UPDATE 25 March: This event has unsurprisingly proved so popular that tickets were sold out even before the closing date of 24th March, with none available for graduates' guests.
On 15th May 2017 the University of Roehampton is hosting an Honorary Degree Ceremony at the Royal Festival Hall. All former students from Digby Stuart, Froebel, Southlands and Whitelands Colleges, who were awarded a Certificate in Education before 1980, are invited to receive an Honorary Degree in recognition of the work required to gain this certificate and subsequent services to education.

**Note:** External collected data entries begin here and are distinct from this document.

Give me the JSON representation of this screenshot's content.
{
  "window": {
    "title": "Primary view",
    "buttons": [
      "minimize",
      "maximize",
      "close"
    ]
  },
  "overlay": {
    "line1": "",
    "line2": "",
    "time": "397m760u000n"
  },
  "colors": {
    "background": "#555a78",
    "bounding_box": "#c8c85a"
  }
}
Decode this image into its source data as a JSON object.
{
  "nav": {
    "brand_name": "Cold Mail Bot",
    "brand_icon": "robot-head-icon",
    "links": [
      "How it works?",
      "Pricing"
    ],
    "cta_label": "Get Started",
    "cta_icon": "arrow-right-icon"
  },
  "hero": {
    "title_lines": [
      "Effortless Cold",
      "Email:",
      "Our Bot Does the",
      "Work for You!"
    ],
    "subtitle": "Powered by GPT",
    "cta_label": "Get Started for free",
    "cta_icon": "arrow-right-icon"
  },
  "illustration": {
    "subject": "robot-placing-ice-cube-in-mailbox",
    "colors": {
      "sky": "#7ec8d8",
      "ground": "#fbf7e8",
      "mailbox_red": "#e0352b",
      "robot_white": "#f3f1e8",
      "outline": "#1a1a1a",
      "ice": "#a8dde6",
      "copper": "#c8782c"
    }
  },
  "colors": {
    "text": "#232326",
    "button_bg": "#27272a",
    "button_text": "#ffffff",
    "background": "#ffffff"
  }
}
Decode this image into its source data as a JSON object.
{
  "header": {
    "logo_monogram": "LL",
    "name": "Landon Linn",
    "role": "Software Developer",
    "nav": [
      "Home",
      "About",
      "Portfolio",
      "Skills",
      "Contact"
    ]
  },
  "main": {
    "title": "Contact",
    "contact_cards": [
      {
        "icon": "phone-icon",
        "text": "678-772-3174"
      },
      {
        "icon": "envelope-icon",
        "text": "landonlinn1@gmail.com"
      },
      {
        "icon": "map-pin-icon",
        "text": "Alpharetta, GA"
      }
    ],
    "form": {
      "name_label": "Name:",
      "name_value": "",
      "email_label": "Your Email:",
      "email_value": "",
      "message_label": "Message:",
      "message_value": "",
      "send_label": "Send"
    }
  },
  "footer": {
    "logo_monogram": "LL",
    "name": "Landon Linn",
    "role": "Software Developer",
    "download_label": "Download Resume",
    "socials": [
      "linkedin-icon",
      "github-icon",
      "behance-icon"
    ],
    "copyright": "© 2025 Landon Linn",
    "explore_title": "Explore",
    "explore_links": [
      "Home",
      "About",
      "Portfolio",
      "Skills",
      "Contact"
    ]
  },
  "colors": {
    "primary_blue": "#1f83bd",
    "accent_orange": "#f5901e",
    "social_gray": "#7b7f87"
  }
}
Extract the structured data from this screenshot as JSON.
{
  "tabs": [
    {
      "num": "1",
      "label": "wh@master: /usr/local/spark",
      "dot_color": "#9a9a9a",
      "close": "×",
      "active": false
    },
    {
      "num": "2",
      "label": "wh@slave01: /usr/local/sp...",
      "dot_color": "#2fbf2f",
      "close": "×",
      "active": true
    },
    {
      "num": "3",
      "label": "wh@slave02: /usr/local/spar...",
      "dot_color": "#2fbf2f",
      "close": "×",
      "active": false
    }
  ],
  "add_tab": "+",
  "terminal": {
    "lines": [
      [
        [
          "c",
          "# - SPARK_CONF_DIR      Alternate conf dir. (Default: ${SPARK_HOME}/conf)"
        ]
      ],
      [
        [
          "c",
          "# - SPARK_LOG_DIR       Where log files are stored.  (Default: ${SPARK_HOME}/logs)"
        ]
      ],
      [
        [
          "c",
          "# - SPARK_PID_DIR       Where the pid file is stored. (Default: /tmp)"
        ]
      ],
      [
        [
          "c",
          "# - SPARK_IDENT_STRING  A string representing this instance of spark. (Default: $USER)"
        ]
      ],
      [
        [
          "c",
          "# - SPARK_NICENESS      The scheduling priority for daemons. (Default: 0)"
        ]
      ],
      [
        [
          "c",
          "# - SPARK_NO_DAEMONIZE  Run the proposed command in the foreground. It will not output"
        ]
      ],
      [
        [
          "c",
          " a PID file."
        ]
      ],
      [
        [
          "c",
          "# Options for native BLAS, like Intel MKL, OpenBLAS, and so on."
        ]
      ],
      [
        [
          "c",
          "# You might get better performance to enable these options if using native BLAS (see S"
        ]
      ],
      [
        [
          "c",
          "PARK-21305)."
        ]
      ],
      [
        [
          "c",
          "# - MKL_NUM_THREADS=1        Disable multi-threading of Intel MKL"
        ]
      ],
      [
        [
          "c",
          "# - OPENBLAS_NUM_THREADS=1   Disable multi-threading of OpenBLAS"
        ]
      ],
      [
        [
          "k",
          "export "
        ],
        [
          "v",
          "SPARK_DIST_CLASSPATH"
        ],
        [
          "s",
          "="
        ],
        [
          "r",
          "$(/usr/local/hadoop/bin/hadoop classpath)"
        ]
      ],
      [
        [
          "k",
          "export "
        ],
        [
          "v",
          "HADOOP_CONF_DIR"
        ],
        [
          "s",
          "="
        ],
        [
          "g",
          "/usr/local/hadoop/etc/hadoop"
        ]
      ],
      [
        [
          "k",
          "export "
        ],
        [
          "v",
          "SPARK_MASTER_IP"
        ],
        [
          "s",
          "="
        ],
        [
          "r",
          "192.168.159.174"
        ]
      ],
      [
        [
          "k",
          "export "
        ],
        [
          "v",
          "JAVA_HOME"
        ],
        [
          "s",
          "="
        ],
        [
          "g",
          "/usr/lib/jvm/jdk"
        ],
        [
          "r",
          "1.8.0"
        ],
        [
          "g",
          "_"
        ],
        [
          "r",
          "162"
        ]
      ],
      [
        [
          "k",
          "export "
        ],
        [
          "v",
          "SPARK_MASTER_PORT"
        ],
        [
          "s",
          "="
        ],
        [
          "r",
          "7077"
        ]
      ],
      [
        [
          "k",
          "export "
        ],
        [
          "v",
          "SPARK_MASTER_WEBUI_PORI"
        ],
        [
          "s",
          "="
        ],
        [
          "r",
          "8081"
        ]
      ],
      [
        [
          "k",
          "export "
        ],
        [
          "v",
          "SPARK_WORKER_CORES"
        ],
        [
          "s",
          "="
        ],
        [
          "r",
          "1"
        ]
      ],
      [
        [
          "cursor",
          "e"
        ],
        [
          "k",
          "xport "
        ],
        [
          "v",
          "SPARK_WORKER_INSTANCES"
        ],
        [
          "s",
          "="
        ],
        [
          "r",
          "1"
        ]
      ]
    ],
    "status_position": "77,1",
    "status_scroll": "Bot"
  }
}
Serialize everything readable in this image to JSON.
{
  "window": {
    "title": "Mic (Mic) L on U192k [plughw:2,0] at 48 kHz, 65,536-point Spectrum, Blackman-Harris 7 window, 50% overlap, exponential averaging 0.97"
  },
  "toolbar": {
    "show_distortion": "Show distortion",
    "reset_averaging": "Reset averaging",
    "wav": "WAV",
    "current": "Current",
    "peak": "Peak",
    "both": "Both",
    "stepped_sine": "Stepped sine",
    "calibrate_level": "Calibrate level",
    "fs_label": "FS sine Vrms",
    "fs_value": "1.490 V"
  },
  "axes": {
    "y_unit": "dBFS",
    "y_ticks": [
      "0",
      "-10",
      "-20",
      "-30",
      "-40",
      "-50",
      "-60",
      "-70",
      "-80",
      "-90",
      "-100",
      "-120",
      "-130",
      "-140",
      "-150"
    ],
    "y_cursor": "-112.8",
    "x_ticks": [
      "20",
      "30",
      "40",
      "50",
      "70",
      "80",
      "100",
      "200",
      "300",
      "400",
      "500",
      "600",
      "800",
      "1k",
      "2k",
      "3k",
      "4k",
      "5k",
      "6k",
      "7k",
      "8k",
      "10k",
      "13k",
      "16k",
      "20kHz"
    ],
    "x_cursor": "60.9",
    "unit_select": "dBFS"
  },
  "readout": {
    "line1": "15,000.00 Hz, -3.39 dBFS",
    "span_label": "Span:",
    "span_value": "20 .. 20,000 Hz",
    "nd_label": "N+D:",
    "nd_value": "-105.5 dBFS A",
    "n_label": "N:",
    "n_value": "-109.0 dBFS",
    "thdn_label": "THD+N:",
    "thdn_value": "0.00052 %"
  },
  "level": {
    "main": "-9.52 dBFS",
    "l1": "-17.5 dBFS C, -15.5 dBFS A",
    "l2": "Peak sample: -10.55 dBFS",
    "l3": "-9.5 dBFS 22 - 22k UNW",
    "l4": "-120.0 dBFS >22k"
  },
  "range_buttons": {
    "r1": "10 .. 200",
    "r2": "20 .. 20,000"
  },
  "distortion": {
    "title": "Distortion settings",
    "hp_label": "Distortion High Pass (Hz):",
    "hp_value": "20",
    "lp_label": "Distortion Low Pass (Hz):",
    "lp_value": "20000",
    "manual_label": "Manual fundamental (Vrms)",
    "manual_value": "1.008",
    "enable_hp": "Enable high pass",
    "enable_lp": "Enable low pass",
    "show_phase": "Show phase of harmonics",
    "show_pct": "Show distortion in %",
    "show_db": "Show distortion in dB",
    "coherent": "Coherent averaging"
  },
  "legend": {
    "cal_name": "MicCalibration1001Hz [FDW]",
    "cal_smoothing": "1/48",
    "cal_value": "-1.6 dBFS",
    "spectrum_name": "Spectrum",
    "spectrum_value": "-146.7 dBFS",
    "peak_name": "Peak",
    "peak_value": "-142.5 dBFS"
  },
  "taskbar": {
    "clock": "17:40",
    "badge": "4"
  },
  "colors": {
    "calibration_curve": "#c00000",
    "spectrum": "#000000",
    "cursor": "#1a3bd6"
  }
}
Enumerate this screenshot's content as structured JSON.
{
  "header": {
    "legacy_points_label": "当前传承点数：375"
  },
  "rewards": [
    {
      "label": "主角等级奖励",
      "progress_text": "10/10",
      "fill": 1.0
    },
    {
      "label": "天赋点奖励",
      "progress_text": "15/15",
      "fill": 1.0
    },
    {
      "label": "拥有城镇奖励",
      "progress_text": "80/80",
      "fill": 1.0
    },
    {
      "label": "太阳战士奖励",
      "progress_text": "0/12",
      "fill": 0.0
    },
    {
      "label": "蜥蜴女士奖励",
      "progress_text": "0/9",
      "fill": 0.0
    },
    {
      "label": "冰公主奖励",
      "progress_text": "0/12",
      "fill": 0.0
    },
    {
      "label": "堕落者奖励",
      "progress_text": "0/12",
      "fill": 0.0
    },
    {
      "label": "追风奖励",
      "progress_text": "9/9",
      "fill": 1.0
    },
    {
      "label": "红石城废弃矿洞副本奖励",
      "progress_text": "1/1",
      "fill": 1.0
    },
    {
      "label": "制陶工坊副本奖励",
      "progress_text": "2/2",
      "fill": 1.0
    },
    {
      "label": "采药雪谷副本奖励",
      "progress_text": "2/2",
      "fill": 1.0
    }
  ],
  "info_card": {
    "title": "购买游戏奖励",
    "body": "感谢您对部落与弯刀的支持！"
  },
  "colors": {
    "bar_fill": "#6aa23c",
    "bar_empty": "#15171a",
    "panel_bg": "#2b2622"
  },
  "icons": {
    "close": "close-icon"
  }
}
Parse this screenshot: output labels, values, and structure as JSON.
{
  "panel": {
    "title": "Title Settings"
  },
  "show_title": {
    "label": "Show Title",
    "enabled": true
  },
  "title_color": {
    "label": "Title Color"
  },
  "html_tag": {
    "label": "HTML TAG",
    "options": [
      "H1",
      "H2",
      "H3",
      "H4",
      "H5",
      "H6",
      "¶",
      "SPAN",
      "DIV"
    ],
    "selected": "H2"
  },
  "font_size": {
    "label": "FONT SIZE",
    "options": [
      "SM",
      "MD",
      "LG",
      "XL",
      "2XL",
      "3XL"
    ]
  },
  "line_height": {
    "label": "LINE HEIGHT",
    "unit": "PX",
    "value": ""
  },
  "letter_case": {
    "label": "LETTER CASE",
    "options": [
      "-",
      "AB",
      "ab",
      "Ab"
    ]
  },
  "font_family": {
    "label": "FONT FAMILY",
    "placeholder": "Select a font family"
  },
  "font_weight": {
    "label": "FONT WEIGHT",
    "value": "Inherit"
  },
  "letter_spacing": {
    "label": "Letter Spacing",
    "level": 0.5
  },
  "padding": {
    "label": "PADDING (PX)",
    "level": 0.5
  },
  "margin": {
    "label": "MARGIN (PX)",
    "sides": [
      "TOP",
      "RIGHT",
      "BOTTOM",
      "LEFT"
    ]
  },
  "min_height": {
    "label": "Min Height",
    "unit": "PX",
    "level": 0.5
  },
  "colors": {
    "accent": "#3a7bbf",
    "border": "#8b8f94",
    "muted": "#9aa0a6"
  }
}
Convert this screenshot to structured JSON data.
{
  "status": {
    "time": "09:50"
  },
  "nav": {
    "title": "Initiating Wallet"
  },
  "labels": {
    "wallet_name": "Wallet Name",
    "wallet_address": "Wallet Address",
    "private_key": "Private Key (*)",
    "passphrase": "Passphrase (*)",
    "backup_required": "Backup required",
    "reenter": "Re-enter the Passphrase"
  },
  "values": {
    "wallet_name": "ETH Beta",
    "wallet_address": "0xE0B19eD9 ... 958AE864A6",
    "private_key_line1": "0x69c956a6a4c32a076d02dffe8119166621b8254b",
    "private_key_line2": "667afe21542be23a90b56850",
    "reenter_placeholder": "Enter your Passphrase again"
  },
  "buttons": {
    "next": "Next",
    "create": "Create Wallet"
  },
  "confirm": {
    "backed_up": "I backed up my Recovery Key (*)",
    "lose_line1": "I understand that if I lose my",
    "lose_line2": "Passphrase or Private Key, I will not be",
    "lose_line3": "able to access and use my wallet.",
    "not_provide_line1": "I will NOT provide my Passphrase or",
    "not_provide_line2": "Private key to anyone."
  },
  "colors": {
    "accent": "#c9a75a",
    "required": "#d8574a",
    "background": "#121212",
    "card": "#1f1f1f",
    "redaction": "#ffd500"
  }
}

The Certificate of Education was a qualification required for non-degree holders to become teachers, but was phased out in the early 1980s when the law required all trainee teachers to train via Bachelor of Education degrees or another graduate qualification followed by a post-graduate course, in order to provide a higher professionalism with an improved status for teachers. Until then the Certificate in Education was the norm for primary school teachers, but was also earned by many secondary teachers as an alternative to a degree topped up by a Post Graduate Certificate in Education (I qualified without any training, becoming a teacher in the first year of England's first Sixth Form College at a time when there was a national shortage of mathematicians joining the profession, although I subsequently passed my Post Graduate Certificate).
The four Colleges of Education came together in 1975 to form the Roehampton Institute of Higher Education, which took university status in 2000. It still enjoys a strong reputation for education. This initiative is a powerful acknowledgement of the high quality of the original Certificate of Education that prepared the large majority of primary school teachers in this country.
Conclusion and Action
I have looked, but have not found any other University going down this route, but may simply have missed them.
I now know of six career teachers (including my wife who attended Whitelands from 1964-1967) who are all thrilled with this belated recognition of their service to education, and are also looking forward to a reunion on the day. The dual purpose of this article is both to encourage readers who know of other teachers or retired teachers entitled to the Honorary Degree, to be awarded at the Ceremony for the Conferment of Honorary Degrees at the Royal Festival Hall to make them aware of it, but also to commend the concept to other relevant institutions.